Lewis Black jabs his index finger in the air, as if each violent motion could puncture his audience’s illusions about life. As he steps toward the lip of the Warner Theatre stage, his voice escalates. We live in troubled times, he bellows to the packed house. You want proof? America’s reigning Angry Comic then delivers the koan of a kicker: Because I, Lewis Black, am now mainstream!
The crowd laughs in double acknowledgment. The Grammy- and Emmy-winning comedian does indeed have millions of devoted fans. But there’s also the Groucho Marxian twist: If Black’s diatribes against this modern world strike such a wide and cathartic chord, what does that say about the state of things today?

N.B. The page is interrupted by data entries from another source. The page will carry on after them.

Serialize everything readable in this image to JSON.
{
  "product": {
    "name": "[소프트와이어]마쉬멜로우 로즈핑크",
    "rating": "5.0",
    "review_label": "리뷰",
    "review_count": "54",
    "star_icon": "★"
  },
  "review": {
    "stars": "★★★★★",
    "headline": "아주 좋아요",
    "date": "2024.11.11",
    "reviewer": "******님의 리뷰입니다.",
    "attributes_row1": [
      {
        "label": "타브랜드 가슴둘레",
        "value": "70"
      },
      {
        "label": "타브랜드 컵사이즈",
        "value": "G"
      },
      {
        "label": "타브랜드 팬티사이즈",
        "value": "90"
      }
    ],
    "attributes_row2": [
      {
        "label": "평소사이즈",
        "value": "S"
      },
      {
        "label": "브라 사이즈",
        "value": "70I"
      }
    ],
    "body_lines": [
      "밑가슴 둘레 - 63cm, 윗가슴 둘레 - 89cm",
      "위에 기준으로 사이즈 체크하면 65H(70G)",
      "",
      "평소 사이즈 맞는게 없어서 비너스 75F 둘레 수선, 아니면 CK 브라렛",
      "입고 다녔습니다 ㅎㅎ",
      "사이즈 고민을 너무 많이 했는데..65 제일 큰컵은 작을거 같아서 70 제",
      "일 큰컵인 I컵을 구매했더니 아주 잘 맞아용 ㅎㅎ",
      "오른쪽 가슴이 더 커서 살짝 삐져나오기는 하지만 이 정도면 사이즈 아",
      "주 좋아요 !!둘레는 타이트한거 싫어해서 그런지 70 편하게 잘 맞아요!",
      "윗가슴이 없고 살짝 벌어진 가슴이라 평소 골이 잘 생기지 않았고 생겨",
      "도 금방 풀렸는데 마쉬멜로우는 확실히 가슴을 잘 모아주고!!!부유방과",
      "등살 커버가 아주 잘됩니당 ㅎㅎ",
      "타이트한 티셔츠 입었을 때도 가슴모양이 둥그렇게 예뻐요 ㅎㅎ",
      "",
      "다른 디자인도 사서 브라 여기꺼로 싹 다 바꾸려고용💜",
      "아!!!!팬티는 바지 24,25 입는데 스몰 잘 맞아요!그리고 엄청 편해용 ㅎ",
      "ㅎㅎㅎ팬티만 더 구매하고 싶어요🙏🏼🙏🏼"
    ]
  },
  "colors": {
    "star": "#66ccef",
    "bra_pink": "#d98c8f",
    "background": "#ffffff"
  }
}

On this “In God We Rust” tour two Septembers ago, the dyspeptic comedian rolled out rants against health-care costs, against greed, against poverty. Against leaders who insult our intelligence. From marijuana legalization to Americans’ wired lives, seeds from that tour will bloom in Black’s newest tour, “Running on Empty,” which comes to the Warner (Sept. 27-29) before heading next month to Broadway.
“I’m trying to get the through line,” Black tells me a few weeks ago. “It’s that the century is a disappointment. The baby-boom generation couldn’t fix anything. And we broke most of the toys we were handed.”
Black, born in 1948 and a teenager of the Beatles years, celebrated his own “When I’m Sixty-Four” milestone Aug. 30. It wasn’t until midlife that Black began to find mainstream stand-up success — largely by tapping into that sense of disappointment and disillusionment.
Personally, he says he’s mostly content. But onstage, he spews F-bombs of satiric exasperation. He inhabits a splenetic character who vents with fingers twitching, arms flailing, torso oscillating like a sprinkler head.
“I’m a happy person, but an angry citizen ... ,” Black tells me. “To get angry at the world around us is the most sane reaction you can have.”
But how did Black become a one-man ranting civics lesson? How did he become the comic voice of our national vitriol?
It is a broiling, nearly triple-digit day in Washington. As I slog my way to Hotel Rouge in Northwest, I rethink this whole coat-and-tie thing. I’ve met Black before, after night shows, but our first interview demands sartorial decorum.
I tug hard at my neckwear in the high-noon heat until, arriving, I appear as disheveled as the comedian’s volcanic “Back in Black” character on “The Daily Show With Jon Stewart.” It’s a look Black has perfected for his hot-under-the-collar persona: tie pulled askew, lapels gone wild. Lewis Black the character, losing it on the Titanic of life, is the model of the modern id unleashed.
As I enter the lobby, up strolls Black in jeans and a lightweight blue-striped shirt, looking cool. Calm. Refreshed. We shake, we sit. Then: “What’s with the coat and tie? It’s a hundred degrees out, you f---!”
It’s a welcome sign: Black is cursing with me, not at me. Off come the tie, the coat and the formality. A man drenched in sweat wheels in his bicycle; Black needles him, too. The man introduces himself as John Bowman, Black’s longtime opening act. They trade easy jabs like comics can after sharing tour buses and friendship for decades.
Seeking a quieter place to talk, Black and I are directed to a pillowed nook painted so come-hither rouge, it looks like a waiting room for a harem. Settling in, Black shares memories of growing up in Silver Spring in the 1950s and ’60s; of finding a creative home at the University of North Carolina at Chapel Hill, where he would experiment with playwriting, comedy and drugs; and of attending the Yale School of Drama in the ’70s, where he would grow his profound distrust of authority.
Black’s phone goes off. Then he does. Eye-rolling agitation. He thinks the world is going to hell in a hand-held. “I’ve got this insane Droid!” he tells me later. “I’ve got too much to do. I do 100 e-mails just to keep up, but I’ve got 3,500 e-mails in my inbox!” His voice builds. “And then there are the apps! Every time I use an app, part of my brain dies! We’ll get to the point where we go to bed and wonder: Did I have a thought today? You’ll have to go to your ‘Thought’ app!”
Black reholsters the Droid. Not just smartphones drive him batty. “There’s this Facebook thing and this Twitter thing — you’ve got new things!” says Black, who has hired a social-media pro to help handle these. “It’s a bombardment of information that’s at levels I never imagined.” His voice revs up for effect. “My generation takes LSD, and everyone gets into a hoo-ha about it. But the computer has the effect of a drug! It’s like we dropped a drug that has about 50 times the power of acid!”